In 2019 the global shipping fleet passed 2bn dwt as a whole, however, the new decade starts with a “less frightening supply situation”, according to Clarksons Research Services.

Looking back on the last decade Stephen Gordon, global head of research for Clarksons Research, noted that there were a “staggering” 1.2bn dwt newbuilding deliveries over the last decade, a massive four-fold increase in the volume of deliveries in the 1990’s, with the global fleet growing by some 70%.

Newbuilding production peaked in 2011 with an orderbook that had built up prior to the global financial crisis in 2008. In 2011 Chinese yards achieved a 40% share of the market. “Output has since declined by 30%, with current market share of 34% for China, 28% for Korea and 25% for Japan,” Gordon said.
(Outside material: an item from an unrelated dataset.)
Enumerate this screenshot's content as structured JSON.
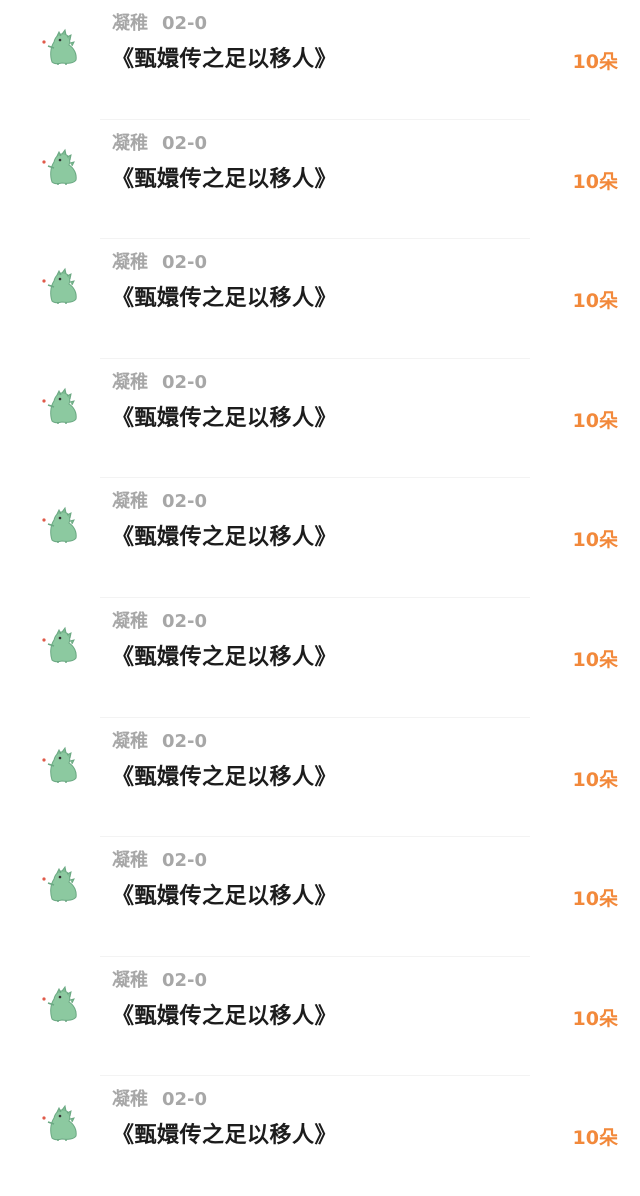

Last year saw the global fleet passing the 2bn dwt mark with a growth rate of 4.1% an increase from 2.8% in 2018.

But although the fleet increased to a record level last year the outlook ahead is more positive one for shipowners. “Despite more announcements towards the end of the year, newbuilding orders were down 32% leaving the orderbook at 9% of the fleet and at its lowest in tonnage terms since 2004,” Gordon said.

Going into 2020 scrubber retrofits have also acted to temporarily reduce the fleet on the water and some 269 vessels totalling 35m dwt were in repair yards. In 2020 fleet growth is expected to slip to roughly similar levels to 2018 to what Gordon described as a “helpful” 2.8%.

With a combination of an orderbook that is 9% of the existing fleet compared to 45% in 2010 and just 80 active yards against 173 a decade earlier, he concluded: “We will certainly start the new decade with a less ‘frightening’ supply situation.”